John Linton .....in it's latest attempt to kill off the 'NBN'?
Maybe it's because I'm in a third world country that this item from today's online SMH made such a telling point:
http://business.smh.com.au/business/transpacific-on-the-nose-with-shareholders-20090216-898s.html
Telstra alternative
Telstra will again be spruiking its plan B today - after it was kicked out of the Rudd Government's tender for a national broadband network two months ago.
The telco is expected to announce in Sydney the roll out over the next two months of what it describes as the "fastest wireless broadband network in the world".
Telstra's alternative strategy has entailed shifting its fixed-line customers on to both its cable infrastructure - which can deliver broadband speeds of up to 30 megabits per second in Sydney and Melbourne - and its wireless NextG network.
Pretty much the Lanka Telecom approach to providing a communications network for Sril Lanka - where you can get up to 40mbps fibre in the two main cities and 14.4 mbps HSPA pretty much everywhere else....and this 'model' is being repeated in more than a dozen poorer or geographically challenged countries around the globe at the moment. It seems the perfect solution to Australia's 'geographical issues' as well as not costing the Australian taxpayers anything - of course my views are biased as I have been saying this since those loonies in the ACT attempted to deliver on their election winning sound bite policy which they have been unable to back away from.

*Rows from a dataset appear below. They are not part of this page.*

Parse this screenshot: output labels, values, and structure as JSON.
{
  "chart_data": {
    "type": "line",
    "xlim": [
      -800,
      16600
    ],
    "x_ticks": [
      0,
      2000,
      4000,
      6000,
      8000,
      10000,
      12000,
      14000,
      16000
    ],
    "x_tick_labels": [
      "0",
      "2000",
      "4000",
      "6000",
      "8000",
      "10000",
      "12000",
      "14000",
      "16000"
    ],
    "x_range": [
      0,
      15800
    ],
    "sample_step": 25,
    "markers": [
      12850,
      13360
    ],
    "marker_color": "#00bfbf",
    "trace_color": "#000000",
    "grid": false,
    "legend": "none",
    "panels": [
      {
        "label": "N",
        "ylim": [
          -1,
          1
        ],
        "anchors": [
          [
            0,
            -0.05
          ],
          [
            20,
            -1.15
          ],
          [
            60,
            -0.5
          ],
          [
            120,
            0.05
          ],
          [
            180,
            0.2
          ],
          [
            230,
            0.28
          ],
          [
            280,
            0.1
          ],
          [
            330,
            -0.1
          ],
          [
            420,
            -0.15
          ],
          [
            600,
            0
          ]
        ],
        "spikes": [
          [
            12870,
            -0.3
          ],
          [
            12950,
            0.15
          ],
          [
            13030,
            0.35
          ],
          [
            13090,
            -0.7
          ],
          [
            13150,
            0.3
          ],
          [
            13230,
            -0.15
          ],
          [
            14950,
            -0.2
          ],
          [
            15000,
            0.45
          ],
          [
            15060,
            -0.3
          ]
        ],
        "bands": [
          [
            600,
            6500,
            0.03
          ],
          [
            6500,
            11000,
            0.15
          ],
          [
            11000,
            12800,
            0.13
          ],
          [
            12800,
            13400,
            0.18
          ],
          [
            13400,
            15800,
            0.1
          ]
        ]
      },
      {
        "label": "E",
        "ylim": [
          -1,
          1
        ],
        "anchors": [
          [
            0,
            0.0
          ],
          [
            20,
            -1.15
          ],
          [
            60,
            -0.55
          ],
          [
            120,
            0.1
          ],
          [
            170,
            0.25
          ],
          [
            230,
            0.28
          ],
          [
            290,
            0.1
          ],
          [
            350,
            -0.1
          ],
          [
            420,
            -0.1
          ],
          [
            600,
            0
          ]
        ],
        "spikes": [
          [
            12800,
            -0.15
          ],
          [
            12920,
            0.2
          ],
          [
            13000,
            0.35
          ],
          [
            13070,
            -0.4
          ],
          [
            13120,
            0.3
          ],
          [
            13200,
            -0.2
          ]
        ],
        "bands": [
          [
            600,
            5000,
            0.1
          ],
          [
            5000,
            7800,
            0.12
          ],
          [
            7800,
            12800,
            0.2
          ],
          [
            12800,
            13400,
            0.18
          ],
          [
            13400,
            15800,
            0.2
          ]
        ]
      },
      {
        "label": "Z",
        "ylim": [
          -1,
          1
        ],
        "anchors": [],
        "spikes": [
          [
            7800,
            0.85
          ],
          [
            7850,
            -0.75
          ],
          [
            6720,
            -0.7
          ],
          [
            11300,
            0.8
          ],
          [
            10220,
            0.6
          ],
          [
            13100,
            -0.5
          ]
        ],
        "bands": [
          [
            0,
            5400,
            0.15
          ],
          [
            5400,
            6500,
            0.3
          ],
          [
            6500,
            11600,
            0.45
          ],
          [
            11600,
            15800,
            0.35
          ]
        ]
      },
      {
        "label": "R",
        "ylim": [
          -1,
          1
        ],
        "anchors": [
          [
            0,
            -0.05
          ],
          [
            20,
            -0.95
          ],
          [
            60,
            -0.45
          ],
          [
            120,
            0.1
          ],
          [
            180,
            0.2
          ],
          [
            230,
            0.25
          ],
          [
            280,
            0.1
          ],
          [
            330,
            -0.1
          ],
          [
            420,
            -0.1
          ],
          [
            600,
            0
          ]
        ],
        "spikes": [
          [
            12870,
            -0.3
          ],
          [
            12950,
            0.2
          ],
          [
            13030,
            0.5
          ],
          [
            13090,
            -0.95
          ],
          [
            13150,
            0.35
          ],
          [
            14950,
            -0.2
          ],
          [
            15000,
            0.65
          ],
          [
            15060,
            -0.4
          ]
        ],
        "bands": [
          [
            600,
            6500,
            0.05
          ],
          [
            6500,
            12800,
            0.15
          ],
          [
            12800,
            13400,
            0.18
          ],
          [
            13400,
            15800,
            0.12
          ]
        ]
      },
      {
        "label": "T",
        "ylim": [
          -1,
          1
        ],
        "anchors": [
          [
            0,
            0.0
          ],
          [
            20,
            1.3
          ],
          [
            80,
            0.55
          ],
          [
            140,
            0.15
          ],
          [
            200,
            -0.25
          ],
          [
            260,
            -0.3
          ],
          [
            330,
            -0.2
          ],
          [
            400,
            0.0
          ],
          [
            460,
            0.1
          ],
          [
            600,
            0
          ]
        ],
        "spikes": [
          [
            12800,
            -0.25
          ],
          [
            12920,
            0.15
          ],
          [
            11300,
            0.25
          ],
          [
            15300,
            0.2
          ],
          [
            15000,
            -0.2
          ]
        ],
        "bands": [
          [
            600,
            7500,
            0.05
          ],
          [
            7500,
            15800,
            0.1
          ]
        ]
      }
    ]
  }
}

It will be interesting to see what happens now with Telstra clearly signalling that if the government goes ahead and tries to build a rival network to Telstra's current monopoly it will have do its costings based on having no current Telstra customers which, of course, are the majority of all Australian customers particularly in rural and regional areas. On the face of it a nice 'come back' and it may even work as Krudd and Stupid Stephen are so pig ignorant and bereft of communications knowledge (and presumably knowedgable advisors based on the fact that those advisors appear to be incapable of preventing Krudd and SS from making their ridiculous statements).
The big problem with this Telstra 'strategy' (which even they must soon admit is simply an 'NBN' "spoiler") is that to price their fast fibre and HSPA data services at points that will compete with some sort of eventual NBN would be almost impossible for them to prevent their customers making their own decisions to move to an alternative. If in fact Telstra did decide to offer fibre and HSPA at prices that woud compete with an 'NBN' then they will succeed in protecting their monopoly while sending Optus down a doomed infrastructure investment path that will cripple it forever and also giving themselves five more years of not having to provide data services at sensible prices.
So Krudd and SS have yet another problem, albeit a bluff, to deal with in costing just how much a NBN will really cost and how much they will have to kick in of taxpayer's money just to get the process started. As they have proved themselves completely incapable of grasping the requirements ofany aspect of government to date there is little reason to expect a sensible decison on the 'NBN' which, the way its going is going to ensure that Telstra's monopoly is enshrined for at least the rest of my life time. This brief article proides why Telstra's B Plan won't work:
http://www.cablefax.com/technology/news/Study-FTTH-Revenue-Tops-DSL_34080.html
Nil Desperandum - hopefully this bunch of doctrinaire, lunatic incompetents will continue digging their own grave and despite their growing in frequency choruses of "it's not our fault it's the GFC" this three years of the worst federal government mismanagment since Whitlam destroyed Australia's economy for twenty years will be over in 18 months time and the new coalition government can put a stop to the whole fiasco and subsidise the three mobile carrier's LTE networks in rural and regional areas and consign Telstra's monopoly to an end in that sensible way.
Perhaps that's too much to hope for?